Review: ‘The Conversation’
4 min read
‘CSI: NY’ star Hill Harper delves into relationships between Black men and women and takes a good, hard look at his own relationships in this groundbreaking new book.
Title: The Conversation
Author: Hill Harper
Release Date: September 8th, 2009
Publisher: Gotham
ISBN: 978-1-592-40475-9
Price: $20.00
CSI: New York star Hill Harper‘s day job might be playing Dr. Sheldon Hawkes on the second CSI: Crime Scene Investigation spin-off, but the actor, who has two degrees from Harvard and counts President Barack Obama as a good friend, is also a best-selling author. His previous two books, Letters to a Young Brother and Letters to a Young Sister, reached out to African American youth, offering advice and encouragement for navigating the sometimes tricky waters of school, employment, financial burdens and the opposite sex. In his third offering, Harper turns his eye to adults, specifically romantic relationships between Black men and women. Harper sees a huge division between the sexes, particularly among African Americans, and attempts to bridge that gap with this honest and at times raw look at where Black men and women go wrong in the way they relate to each other… and offers up solutions for breaking down the walls between the sexes.
What makes Harper’s book unique is that he draws from his own personal experience. Though he does rely on conversations and thoughts from people he knows (in the form of sections entitled “Black Men Speak” and “Sisters’ Soiree Chat”), Harper takes a microscope to his own dating life as well, questioning why he himself is still single and laying bare some mistakes he’s made. In the opening chapter of the book, Harper attends the 50th wedding anniversary party for parents of a friend’s wife and meets a woman named Nichole at the gathering. A teacher based in DC and a single mom, Nichole and Harper really hit it off, but when he returned to L.A. it took Harper a month to call her. When he finally did, he found the connection they had shared was totally strained, but rather than giving up, Harper pressed on and decided to see if they could make it work, despite the odds against them.
Though Harper’s book certainly has advice that is universal, it is geared towards African-American men and women. Harper points out the grim statistics for African American families: in 2006, fewer than 33% of all African American children were being raised in two parent households… a 51% decline from forty years earlier. Harper points out that when looking at Black families, the African American legacy, which is filled with centuries of slavery and oppression, can’t be ignored. Harper finds that the fact that African Americans were literally denied the right to marry and raise their own children under slavery laws has contributed to the insecurity and fragility of many Black relationships today.
Harper tackles many of the very modern problems facing African American couples by laying out perceptions and misconceptions each sex has about the other. An early chapter is devoted to the vocalization of these beliefs, from the way many Black men claim Black women are angry, sexually repressed and give off the air of not needing a man. Black men, in the eyes of many black women, are lazy, irresponsible and unfaithful.
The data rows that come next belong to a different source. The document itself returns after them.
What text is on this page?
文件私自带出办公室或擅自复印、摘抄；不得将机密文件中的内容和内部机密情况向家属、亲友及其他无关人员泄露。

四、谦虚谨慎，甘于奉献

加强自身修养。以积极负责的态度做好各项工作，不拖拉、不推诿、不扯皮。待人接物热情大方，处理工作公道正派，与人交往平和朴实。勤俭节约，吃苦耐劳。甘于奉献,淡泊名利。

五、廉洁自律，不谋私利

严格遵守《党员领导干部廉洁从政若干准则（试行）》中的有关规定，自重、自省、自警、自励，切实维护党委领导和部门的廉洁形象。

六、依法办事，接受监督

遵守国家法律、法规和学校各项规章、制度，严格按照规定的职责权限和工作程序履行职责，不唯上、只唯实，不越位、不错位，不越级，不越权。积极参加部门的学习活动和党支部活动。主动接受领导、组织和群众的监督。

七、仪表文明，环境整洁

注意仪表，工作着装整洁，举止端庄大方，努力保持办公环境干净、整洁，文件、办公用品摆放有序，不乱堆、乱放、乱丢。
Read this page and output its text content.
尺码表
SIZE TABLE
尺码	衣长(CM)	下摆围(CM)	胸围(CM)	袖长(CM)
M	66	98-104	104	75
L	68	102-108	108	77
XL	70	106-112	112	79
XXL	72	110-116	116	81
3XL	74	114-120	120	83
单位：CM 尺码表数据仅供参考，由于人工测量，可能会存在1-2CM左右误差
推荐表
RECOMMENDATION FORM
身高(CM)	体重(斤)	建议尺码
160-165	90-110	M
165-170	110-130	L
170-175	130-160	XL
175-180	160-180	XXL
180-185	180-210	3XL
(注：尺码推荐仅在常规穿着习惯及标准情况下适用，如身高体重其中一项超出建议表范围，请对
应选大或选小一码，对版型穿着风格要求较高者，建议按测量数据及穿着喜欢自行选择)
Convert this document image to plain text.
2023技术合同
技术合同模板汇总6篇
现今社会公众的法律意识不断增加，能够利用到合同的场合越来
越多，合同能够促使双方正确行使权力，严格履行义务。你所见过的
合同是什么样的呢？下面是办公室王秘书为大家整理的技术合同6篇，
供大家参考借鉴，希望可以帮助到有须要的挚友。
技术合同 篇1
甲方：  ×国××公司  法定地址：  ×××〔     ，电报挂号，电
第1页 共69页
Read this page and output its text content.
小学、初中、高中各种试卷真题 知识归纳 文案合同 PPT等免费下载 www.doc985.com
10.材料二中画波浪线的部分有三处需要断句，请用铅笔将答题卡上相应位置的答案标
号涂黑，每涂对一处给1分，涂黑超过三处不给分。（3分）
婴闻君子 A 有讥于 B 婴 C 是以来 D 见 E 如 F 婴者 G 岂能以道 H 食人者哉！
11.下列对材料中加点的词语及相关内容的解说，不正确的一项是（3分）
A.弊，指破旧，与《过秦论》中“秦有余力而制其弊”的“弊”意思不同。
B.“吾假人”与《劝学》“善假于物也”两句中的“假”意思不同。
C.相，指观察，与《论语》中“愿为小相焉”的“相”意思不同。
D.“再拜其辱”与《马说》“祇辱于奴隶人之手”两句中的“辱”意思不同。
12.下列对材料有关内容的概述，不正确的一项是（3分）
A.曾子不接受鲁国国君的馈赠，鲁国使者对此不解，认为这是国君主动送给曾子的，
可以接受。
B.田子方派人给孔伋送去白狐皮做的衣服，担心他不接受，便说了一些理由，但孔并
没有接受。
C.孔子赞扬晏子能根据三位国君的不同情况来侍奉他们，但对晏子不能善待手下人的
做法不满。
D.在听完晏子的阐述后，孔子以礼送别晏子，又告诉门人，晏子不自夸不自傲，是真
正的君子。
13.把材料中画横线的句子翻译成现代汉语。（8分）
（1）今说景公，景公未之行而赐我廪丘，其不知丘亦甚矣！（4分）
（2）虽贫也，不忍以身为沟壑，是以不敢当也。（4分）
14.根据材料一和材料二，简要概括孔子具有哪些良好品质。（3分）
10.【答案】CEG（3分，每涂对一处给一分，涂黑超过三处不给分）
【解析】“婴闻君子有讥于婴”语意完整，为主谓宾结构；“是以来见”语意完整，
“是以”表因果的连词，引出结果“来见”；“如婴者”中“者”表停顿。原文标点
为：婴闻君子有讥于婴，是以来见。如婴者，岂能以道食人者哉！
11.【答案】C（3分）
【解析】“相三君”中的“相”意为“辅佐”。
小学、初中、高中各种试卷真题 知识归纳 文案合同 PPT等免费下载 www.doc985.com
Though familiar claims, Harper stresses the importance of thinking positively, and not making assumptions based on negative stereotypes.
In the hopes of getting to the heart of the problem and finding the solution, Harper opens a dialogue, talking to both men and women to get at their real feelings about relationships and the opposite sex… including some things that the other sex might have a hard time hearing. Black men speak frankly about what makes one woman “the one” while another is not. Black women talk about the reasons why seeing a black man dating a woman of a different race makes them so angry, even as the reverse doesn’t seem to be an issue.
Relationships are tricky business, but Harper has the right approach in his desire to get men and women talking to each other, rather than just complaining and making assumptions about the other sex. How can the sexes hope to bridge the gap between them if they won’t even talk to each other? Harper has penned an accessible, appealing book that opens the door for and begins the conversation between Black men and women, paving the way for them to communicate openly about the issues they have with one another.